Our homes are situated in pleasant neighborhoods and have paid staff to help people with their everyday activities and to find ways for them to take part in their local communities. This means creating and supporting peoples’ lifestyle choices within the community and promoting access to recreation, social and cultural opportunities.
Hawksbury aims to support people with intellectual disabilities and their family/whanau so the people we support can actively participate and be valued in all aspects of community life; this will be achieved through partnership and participation between their family, staff and Hawksbury Trust. We want the people we support to be valued neighbours and citizens.
Around 1985 the New Zealand Government of the day made a decision to close all institutions primarily set up in the 1930’s to care for people with an intellectual disability. From the early 1990’s community providers were established to transition people from institutional living to community care.
Hawksbury Community Living Trust was established in 1990 by a group of parents from Cherry Farm Hospital, staff and the manager of the Cherry Farm Hospital.

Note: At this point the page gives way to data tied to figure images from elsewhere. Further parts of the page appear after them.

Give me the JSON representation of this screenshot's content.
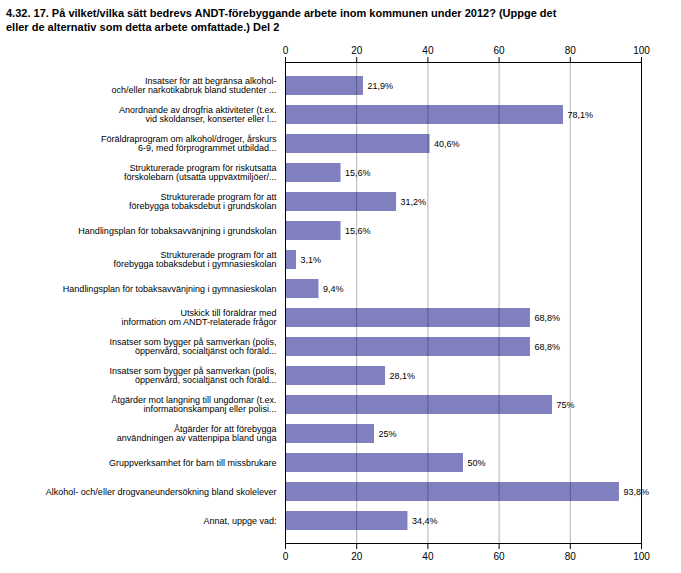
{
  "chart_data": {
    "type": "bar",
    "orientation": "horizontal",
    "title": "4.32. 17. På vilket/vilka sätt bedrevs ANDT-förebyggande arbete inom kommunen under 2012? (Uppge det\neller de alternativ som detta arbete omfattade.) Del 2",
    "categories": [
      "Insatser för att begränsa alkohol-\noch/eller narkotikabruk bland studenter ...",
      "Anordnande av drogfria aktiviteter (t.ex.\nvid skoldanser, konserter eller l...",
      "Föräldraprogram om alkohol/droger, årskurs\n6-9, med förprogrammet utbildad...",
      "Strukturerade program för riskutsatta\nförskolebarn (utsatta uppväxtmiljöer/...",
      "Strukturerade program för att\nförebygga tobaksdebut i grundskolan",
      "Handlingsplan för tobaksavvänjning i grundskolan",
      "Strukturerade program för att\nförebygga tobaksdebut i gymnasieskolan",
      "Handlingsplan för tobaksavvänjning i gymnasieskolan",
      "Utskick till föräldrar med\ninformation om ANDT-relaterade frågor",
      "Insatser som bygger på samverkan (polis,\nöppenvård, socialtjänst och föräld...",
      "Insatser som bygger på samverkan (polis,\nöppenvård, socialtjänst och föräld...",
      "Åtgärder mot langning till ungdomar (t.ex.\ninformationskampanj eller polisi...",
      "Åtgärder för att förebygga\nanvändningen av vattenpipa bland unga",
      "Gruppverksamhet för barn till missbrukare",
      "Alkohol- och/eller drogvaneundersökning bland skolelever",
      "Annat, uppge vad:"
    ],
    "values": [
      21.9,
      78.1,
      40.6,
      15.6,
      31.2,
      15.6,
      3.1,
      9.4,
      68.8,
      68.8,
      28.1,
      75.0,
      25.0,
      50.0,
      93.8,
      34.4
    ],
    "value_labels": [
      "21,9%",
      "78,1%",
      "40,6%",
      "15,6%",
      "31,2%",
      "15,6%",
      "3,1%",
      "9,4%",
      "68,8%",
      "68,8%",
      "28,1%",
      "75%",
      "25%",
      "50%",
      "93,8%",
      "34,4%"
    ],
    "data_labels": true,
    "color": "#8080C0",
    "xlim": [
      0,
      100
    ],
    "xticks": [
      0,
      20,
      40,
      60,
      80,
      100
    ],
    "grid": true
  }
}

The Trust began providing support in the community on 13 April 1992 when they opened their first home in Middleton Road Dunedin. Fifteen people made the move from Cherry Farm to Middleton Road. By the end of 1996 the Trust was supporting 50 people over four homes in Dunedin. The majority of these people had moved from Cherry Farm with the last few people coming from an Intellectually Disabled Unit at Gore Hospital.
At the same time (1996) the Trust were considering a proposal to set up similar support in Christchurch for people who were to move from the Templeton Centre. In November 1996 this decision was confirmed. Between September 1997 and December 1999 the Trust resettled 75 people from Templeton Hospital.
The closure of Kimberley Hospital in Levin in 2005 completed the government’s aim to disestablish all institutions in New Zealand.
With the closure of all institutions the Trust then faced the prospect of supporting people who had never lived in an institution and were currently being supported at home with family. It was predicted people would not easily transition to homes with sometimes up to 10-15 other flat mates. This prompted the Trust to begin reviewing what was offered and how support could be offered differently. Hawksbury began looking at the current homes and where possible smaller homes or flats were created. This has enhanced the Trust’s vision of providing a variety of high quality accommodation options for people.